Nein, es schmeckt wirklich gut.
Das freut mich, Spätzchen.
Ich erinnere mich: Zwei Tage vor ihrem Unfall nannte sie mich zum letzten Mal Spätzchen. Ich mochte es nicht mehr. Ich war meiner Meinung nach zu alt, um noch so genannt zu werden. Zum Glück schwieg ich, zum Glück ließ ich sie es ein letztes Mal sagen, ohne ein Bitte nenn mich nicht mehr so.
Ich aß also an jenem Abend im Esszimmer allein die Frankfurter Würstchen, ohne Hunger, ich aß sie automatisch, ich konnte an nichts anderes als an Karin denken. Ihr Veilchenduft. Ihr grünes Lächeln. Ihr I ha die gern. Die Verbindlichkeit, mit der sie es gesagt hatte.
Ich glühte vor Glück.
Und in diesem Moment schnitten Feuerwehrmänner oben in den Bergen bei einbrechender Dunkelheit die Tür des Mini Cooper mit Schneidbrennern auf. Sie schnitten meine Mutter heraus, sie trennten Fleisch von Blech. Sie mussten sie zwischen dem Motorblock, der sich in den Fahrerraum geschoben hatte, und dem Lenkrad heraushebeln. Sie verletzten dabei ihren Arm, und es floss noch mehr Blut, aber das spielte keine Rolle, man rechnete nicht mit ihrem Überleben.

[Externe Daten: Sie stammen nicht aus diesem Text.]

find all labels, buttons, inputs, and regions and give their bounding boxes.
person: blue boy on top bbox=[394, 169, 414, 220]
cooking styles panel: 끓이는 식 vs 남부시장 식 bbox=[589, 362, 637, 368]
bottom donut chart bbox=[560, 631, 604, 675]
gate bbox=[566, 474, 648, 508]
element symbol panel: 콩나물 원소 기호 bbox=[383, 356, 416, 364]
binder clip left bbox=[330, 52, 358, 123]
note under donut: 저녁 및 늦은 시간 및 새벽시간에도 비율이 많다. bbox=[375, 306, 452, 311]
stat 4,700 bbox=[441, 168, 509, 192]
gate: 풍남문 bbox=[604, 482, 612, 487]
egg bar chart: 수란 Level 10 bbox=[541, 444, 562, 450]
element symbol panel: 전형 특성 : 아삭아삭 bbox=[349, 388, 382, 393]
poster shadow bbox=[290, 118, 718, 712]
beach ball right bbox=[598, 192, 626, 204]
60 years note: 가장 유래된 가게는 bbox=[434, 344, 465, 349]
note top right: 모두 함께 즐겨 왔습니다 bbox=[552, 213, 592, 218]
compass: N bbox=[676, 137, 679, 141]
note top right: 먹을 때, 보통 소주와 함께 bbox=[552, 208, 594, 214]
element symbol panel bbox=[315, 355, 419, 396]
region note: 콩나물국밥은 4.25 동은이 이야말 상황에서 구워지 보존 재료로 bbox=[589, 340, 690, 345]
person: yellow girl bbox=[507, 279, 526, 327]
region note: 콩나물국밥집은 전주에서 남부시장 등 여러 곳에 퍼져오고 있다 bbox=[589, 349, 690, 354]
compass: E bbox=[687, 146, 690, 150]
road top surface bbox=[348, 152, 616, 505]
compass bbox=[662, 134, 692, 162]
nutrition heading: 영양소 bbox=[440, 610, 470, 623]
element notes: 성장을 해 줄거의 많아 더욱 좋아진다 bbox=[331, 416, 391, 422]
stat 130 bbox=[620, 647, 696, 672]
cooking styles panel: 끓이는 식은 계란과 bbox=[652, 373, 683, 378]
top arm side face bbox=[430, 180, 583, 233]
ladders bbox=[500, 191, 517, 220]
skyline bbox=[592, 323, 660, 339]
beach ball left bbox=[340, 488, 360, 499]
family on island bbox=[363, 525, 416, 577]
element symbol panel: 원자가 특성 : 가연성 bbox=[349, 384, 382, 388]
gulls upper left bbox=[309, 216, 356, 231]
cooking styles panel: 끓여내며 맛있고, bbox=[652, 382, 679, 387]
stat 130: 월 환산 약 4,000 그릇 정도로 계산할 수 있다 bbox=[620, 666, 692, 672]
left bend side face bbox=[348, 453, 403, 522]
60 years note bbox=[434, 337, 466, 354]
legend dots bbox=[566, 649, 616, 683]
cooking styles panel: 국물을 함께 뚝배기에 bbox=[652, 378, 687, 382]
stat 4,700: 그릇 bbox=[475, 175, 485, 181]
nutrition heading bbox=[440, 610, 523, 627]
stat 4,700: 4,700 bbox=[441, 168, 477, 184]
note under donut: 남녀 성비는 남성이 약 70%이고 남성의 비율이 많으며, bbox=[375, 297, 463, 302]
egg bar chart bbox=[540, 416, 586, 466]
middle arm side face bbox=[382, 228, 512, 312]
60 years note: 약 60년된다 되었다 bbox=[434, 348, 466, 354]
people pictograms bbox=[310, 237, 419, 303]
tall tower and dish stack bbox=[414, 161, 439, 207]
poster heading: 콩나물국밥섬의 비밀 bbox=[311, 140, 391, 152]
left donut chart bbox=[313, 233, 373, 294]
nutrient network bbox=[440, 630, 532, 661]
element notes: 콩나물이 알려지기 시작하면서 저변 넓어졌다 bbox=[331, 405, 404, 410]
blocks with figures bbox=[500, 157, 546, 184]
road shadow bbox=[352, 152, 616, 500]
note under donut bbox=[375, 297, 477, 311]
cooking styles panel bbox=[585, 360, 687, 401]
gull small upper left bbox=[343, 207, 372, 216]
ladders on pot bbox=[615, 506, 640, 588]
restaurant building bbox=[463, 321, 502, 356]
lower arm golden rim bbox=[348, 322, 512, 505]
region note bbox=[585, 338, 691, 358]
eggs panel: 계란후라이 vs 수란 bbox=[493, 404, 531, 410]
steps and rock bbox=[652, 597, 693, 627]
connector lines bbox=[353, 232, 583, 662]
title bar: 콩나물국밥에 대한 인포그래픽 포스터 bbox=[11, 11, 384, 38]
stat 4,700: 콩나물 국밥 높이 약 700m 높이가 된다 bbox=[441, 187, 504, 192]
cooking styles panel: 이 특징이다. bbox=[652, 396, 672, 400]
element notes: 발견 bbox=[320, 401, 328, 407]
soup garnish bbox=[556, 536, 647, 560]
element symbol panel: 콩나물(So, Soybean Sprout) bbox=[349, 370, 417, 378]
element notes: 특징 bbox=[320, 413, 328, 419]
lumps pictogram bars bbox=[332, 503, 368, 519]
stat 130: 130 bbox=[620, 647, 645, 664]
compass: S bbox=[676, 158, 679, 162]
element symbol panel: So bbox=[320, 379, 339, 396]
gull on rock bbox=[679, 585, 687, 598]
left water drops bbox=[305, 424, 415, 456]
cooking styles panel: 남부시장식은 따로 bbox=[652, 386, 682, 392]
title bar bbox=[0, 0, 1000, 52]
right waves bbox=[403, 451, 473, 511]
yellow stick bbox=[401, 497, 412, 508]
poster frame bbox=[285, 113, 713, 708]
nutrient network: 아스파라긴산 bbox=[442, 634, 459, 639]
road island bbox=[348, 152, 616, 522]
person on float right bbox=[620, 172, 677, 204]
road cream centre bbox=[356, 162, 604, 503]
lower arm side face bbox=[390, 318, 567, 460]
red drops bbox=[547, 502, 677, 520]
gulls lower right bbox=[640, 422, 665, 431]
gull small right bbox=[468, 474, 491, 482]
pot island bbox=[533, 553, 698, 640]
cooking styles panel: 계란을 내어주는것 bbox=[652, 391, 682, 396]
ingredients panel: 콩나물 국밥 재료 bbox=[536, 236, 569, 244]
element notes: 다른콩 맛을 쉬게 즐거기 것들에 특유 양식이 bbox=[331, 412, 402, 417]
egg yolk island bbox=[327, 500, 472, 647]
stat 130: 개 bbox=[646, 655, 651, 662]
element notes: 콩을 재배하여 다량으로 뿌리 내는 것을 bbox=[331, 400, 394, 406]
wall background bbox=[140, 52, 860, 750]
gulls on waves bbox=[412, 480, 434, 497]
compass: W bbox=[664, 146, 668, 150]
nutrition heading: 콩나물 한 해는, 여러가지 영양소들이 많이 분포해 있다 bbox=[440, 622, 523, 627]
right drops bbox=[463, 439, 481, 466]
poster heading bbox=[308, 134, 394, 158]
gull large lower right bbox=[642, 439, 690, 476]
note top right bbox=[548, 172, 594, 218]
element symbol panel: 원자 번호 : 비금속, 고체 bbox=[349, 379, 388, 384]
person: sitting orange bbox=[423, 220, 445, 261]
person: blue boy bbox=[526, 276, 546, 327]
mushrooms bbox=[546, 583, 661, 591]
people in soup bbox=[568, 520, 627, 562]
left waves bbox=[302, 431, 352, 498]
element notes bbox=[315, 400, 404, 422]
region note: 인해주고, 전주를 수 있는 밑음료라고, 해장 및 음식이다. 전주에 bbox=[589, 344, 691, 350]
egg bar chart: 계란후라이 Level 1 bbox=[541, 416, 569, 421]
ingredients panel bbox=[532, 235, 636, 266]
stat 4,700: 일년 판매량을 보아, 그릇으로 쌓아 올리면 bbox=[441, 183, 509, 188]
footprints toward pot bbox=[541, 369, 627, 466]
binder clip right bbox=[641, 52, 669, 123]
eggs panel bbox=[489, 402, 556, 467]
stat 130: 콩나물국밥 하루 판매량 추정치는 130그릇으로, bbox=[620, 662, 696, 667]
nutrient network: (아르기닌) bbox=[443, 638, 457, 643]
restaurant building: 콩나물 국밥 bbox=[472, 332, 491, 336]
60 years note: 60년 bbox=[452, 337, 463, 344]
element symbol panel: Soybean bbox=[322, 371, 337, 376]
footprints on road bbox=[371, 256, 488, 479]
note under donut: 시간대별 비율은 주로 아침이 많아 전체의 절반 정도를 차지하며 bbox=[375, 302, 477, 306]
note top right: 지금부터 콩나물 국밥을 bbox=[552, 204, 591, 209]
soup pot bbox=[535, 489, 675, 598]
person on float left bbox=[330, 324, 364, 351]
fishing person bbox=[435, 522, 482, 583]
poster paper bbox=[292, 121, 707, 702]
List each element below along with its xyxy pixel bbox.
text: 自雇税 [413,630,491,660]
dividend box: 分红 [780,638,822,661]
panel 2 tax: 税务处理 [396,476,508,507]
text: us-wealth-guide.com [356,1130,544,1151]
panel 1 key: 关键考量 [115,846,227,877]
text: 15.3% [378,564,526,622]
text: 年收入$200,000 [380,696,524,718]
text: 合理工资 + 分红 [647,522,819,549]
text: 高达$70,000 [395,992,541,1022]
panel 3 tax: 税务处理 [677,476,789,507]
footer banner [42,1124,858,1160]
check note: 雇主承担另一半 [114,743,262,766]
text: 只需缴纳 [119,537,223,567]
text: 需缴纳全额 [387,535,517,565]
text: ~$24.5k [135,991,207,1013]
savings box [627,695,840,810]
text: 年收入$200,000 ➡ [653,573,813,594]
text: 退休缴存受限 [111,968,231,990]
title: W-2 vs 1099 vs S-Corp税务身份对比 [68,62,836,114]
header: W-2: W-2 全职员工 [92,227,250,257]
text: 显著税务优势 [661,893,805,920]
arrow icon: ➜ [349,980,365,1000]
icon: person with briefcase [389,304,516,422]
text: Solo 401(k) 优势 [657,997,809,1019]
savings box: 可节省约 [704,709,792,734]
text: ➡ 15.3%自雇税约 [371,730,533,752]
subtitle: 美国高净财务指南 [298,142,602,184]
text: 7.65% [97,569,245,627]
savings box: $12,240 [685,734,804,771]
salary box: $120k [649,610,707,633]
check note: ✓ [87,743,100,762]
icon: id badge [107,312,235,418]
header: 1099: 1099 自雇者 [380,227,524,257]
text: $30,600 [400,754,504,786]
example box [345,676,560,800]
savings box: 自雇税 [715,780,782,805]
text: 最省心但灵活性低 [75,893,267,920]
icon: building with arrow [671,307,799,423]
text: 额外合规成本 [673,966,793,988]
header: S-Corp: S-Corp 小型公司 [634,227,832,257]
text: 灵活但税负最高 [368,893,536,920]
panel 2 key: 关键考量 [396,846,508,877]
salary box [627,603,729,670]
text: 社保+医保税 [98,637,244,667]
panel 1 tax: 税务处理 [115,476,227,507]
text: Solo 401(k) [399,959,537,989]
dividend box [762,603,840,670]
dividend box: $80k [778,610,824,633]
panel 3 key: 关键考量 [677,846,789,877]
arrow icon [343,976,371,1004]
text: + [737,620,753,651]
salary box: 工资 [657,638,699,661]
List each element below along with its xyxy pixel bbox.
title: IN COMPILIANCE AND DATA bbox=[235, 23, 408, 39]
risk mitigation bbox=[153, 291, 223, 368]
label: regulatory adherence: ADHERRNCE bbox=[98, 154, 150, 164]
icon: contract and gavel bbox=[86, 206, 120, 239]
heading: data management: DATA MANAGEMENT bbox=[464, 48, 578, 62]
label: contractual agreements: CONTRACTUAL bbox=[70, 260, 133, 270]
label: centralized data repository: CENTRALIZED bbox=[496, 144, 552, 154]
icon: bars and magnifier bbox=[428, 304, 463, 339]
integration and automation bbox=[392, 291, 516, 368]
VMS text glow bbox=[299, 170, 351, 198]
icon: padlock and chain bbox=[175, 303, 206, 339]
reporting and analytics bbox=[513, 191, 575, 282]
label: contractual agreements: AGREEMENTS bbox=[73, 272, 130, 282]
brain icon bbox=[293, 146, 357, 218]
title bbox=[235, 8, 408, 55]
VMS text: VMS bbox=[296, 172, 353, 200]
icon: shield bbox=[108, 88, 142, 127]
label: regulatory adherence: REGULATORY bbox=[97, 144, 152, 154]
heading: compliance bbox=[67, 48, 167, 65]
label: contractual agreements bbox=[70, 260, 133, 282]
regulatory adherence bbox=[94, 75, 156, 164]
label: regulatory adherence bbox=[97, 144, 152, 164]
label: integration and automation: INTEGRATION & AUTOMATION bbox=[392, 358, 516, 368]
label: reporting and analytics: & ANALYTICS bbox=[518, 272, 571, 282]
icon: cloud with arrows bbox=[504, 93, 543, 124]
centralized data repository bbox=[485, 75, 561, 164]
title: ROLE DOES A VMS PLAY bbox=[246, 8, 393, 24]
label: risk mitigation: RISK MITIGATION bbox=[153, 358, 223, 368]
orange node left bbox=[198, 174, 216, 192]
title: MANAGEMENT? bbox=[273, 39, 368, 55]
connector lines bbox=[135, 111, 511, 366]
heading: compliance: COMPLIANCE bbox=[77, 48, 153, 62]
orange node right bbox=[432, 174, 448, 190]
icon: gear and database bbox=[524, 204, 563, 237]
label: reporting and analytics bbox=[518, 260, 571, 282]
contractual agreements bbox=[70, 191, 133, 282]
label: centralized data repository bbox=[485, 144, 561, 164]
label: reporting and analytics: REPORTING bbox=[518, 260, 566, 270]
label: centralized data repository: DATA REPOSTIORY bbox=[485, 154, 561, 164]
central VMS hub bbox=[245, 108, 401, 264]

Nach den Würstchen ging ich in mein Zimmer, hörte mir fünf oder sechs Mal Maggie May an, onanierte mit innerem Blick auf Karins Mund und ihre Brüste, die ich am besten aus dem Turnunterricht kannte, wenn sie ihr rotes Turnleibchen trug. Danach erledigte ich Hausaufgaben, dann ins Bett. Nicht einmal im Schlaf erreichte mich etwas, irgendeine Ahnung, ein ungutes Gefühl, ein Traumfetzen, in dem meine Mutter mir zuwinkte – nein. Nichts. Ist das nicht ungeheuerlich? Dass man glücklich ist und zufrieden schläft, während zur selben Zeit jemand, den man liebt, stirbt? Fast stirbt?